The idea was conceived after leaders realised that certain public projects were falling by the wayside and funding was increasingly scarce.
The most obvious example is the expansion of the Terrance B. Lettsome International Airport, which government has been promising for years but which now appears to be on the backburner.
“We can’t afford it, but we don’t want to admit that publicly,” Deputy Premier Dr. Kedrick Pickering explained at the press conference after waking up from a brief nap. “So we’re asking everyone to just let that topic go for now. Please. We’ll remind you when it’s an issue again, if ever.”
Asked by a reporter about previous claims that the expansion is urgent, he yawned and responded, “What expansion was that again?”
But the reporter was already snoring loudly.
Other longstanding initiatives are also on government’s “Forget List.”
The new senior home, for example, has been added even though it already has been largely forgotten since a site was cleared in Spooners about five years ago.
“Most people don’t even remember that project, but recalcitrant journalists and some of the community’s eldest residents have refused to let it die,” Mr. Skelton said. “Now’s the time: Please do not mention it ever again.”
To help ease the transition, government will also forget about its planned aging policy.
Also on the Forget List are efforts to restore the former administration building in the Sir Olva Georges Plaza, as well as work to stop the leaks in the roof at the Central Administration Building.
Meanwhile, officials are toying with the idea of forgetting about BVI Airways’ longstanding plan to offer direct flights to Miami.
“They keep saying they’ll get off the ground soon, but they won’t say when, and now they’re blaming government,” Dr. Pickering explained. “I know we’ve given them $7 million, but this slow season might be the best time to cut our losses.”
In the coming weeks, leaders will take various steps to promote the new initiative.
“The most important is distraction,” said Communications and Works Minister Mark Vanterpool. “This means that — hey look over there! Someone’s handing out petty contracts!”
The August Emancipation Festival is also expected to help facilitate the effort.
“Partygoers don’t tend to worry too much about new airports,” the premier explained as he passed out free rum drinks to the press corps. “Cheers!”
And since so many people travel after the Festival, the territory’s collective memory will be most vulnerable during that time.
But in spite of all these efforts, leaders’ most valuable tools are expected to be voter apathy and human nature.
“It takes energy to keep track of all this stuff,” the premier said. “And people are busy with their everyday lives.”

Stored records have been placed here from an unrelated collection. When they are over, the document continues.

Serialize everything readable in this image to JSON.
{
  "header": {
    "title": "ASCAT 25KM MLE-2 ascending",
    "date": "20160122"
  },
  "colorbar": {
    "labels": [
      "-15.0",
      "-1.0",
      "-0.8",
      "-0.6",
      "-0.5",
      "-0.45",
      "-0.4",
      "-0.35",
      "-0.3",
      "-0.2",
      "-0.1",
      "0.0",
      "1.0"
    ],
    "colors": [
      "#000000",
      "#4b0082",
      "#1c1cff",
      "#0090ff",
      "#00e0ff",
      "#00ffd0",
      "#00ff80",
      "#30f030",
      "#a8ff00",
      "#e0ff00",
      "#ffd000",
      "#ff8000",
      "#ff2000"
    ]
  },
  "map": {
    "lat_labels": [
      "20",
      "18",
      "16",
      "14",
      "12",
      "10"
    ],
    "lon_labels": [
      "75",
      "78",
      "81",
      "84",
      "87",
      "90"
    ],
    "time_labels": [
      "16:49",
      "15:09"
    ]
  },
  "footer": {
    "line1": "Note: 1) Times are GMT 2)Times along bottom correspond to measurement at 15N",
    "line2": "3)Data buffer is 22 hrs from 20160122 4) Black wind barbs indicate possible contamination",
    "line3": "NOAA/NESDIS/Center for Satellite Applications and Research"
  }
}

With the most stressful topics out of the way, the coming months will be a great time to relax on the beach, Dr. Smith said before urging the media to come fully on board.
“We’re asking you to just take it easy,” he told reporters, “and don’t worry about a thing!”
But the entire press gallery was already fast asleep.
Disclaimer: Dateline: Paradise is a column and occasionally contains satirical “news” articles that are entirely fictional.